Cora y Lina eran obreras en una construcción descomunal. Su trabajo consistía en cavar y cavar, creando pasadizos que daban a otros pasadizos y estos a otros más lejanos.
Aunque habían pasado la mitad de su vida inmersas en aquella obra, su piel era tersa y negra como el tizón. Cargaban a sus espaldas pesos impensables y día y noche se las veía ahí, sin pegar ojo. Eran esclavas voluntarias o como aquí se conocen, becarias.
Cora soñaba con la hora de la comida, salir de aquel zulo y engullir cualquier cosa, aunque a veces tuviera que recorrer caminos y caminos para encontrar algo sabroso.
Lina picaba algo a poca distancia del lugar de trabajo y volvía a zambullirse con su pala y su pico. Era una tierra seca, yerma. Nunca, jamás, desde que Cora y Lina llegaron al lugar había caído una sola gota del cielo. Muchos temían la lluvia porque nunca la habían visto, ni sentido, ni olido. Solo sabían que a muchos, muchos, muchos pasos de allí existía un campo completamente inundado por lluvia salada. Lina temía que algún día su campo quedara bajo el agua y su obra se despedazara como un trozo de miga de pan en un vaso de leche. Pero también era cierto que todo lo oído no eran más que historias, nada se sabía con certeza.
Un día, Cora salió a comer y al volver comentó lo gris del cielo y un olor extraño. Al instante se corrió la voz, y los más ancianos predijeron lluvia. Lina se cobijó al lado de Cora, asustada rezando en todos los idiomas y religiones que conocía, poquitos, para que mentir. Preguntó una y otra vez si una vez que empezaba a llover ya no paraba, si era así como se creaban los mares. Nadie tuvo respuesta.

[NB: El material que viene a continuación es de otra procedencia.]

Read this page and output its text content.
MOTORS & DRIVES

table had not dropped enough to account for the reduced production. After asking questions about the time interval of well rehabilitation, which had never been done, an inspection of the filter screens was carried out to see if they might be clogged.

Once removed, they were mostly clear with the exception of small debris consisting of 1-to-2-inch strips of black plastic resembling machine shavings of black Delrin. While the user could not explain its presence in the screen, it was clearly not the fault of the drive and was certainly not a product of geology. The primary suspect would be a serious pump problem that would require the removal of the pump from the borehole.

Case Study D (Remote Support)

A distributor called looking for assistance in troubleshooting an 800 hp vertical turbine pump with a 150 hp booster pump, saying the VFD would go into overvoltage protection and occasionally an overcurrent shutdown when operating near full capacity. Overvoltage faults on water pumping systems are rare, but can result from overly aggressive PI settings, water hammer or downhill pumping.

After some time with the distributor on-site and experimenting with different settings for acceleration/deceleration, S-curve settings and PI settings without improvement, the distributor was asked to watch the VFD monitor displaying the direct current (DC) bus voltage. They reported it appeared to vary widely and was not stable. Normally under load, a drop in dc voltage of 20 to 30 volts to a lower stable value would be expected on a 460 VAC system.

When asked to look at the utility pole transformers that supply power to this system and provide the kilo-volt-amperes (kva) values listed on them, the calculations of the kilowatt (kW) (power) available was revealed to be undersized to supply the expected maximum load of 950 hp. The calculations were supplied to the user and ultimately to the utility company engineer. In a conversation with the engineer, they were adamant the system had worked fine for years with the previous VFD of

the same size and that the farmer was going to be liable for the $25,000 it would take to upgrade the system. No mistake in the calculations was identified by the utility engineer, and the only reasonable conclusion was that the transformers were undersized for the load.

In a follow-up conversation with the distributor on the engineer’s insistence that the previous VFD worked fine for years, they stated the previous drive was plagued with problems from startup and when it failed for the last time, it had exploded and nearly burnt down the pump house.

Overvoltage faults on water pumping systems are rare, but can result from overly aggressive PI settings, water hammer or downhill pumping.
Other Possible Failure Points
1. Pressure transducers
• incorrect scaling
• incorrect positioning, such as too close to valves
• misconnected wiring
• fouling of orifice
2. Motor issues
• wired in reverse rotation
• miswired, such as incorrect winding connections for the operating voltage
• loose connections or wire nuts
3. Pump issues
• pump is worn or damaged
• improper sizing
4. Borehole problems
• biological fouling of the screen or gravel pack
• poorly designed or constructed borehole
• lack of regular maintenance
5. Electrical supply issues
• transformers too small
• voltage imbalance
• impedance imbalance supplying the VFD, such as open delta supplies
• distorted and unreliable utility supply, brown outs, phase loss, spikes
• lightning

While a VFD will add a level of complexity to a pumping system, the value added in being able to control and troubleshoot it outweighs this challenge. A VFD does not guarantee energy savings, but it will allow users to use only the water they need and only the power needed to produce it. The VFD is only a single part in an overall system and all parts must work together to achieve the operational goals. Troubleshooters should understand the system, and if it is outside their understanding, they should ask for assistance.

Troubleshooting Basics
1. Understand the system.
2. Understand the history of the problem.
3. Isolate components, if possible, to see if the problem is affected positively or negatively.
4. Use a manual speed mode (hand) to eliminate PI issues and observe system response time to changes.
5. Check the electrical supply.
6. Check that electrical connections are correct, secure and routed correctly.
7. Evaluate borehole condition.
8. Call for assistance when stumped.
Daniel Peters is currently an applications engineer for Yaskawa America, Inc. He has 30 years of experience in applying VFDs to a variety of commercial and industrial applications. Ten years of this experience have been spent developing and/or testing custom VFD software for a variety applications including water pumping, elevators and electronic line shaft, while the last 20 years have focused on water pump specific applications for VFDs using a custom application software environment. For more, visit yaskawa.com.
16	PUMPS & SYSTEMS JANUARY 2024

Para demostrar a Lina que la lluvia no era tan peligrosa como decían, Cora salió a tierra y esquivó con agilidad las primeras gotas de la tormenta. Lina la miraba desde un huequecito, aterrorizada pero al mismo tiempo admirada por la valentía de su compañera. Cora no tardó en encontrar refugio ya que en sus largos paseos en busca de comida había acabado por conocerse toda la zona.
Aquel huequecito hundido en la tierra, aquel hormiguerito de barrio que daba cobijo a Lina atrajo a la gran gota de la tormenta y cubrió a Lina por completo. Su cuerpo negro, sus antenas, sus patas. Todo su ser quedó envuelto en un océano dulce, infinito, eterno. Al momento la tierra de su alrededor absorbió aquel intento de pezmorfosis y Lina quedó libre y aturdida, pero libre.
La tormenta pasó. Todo quedó como antes. Ninguna otra hormiga pudo sentir la lluvia, ni siquiera Cora. La lluvia siguió siendo una leyenda para todas ellas menos para Lina que la pudo experimentar y sentir, pudo nadar, por un instante, en la dulzura de la mar salada.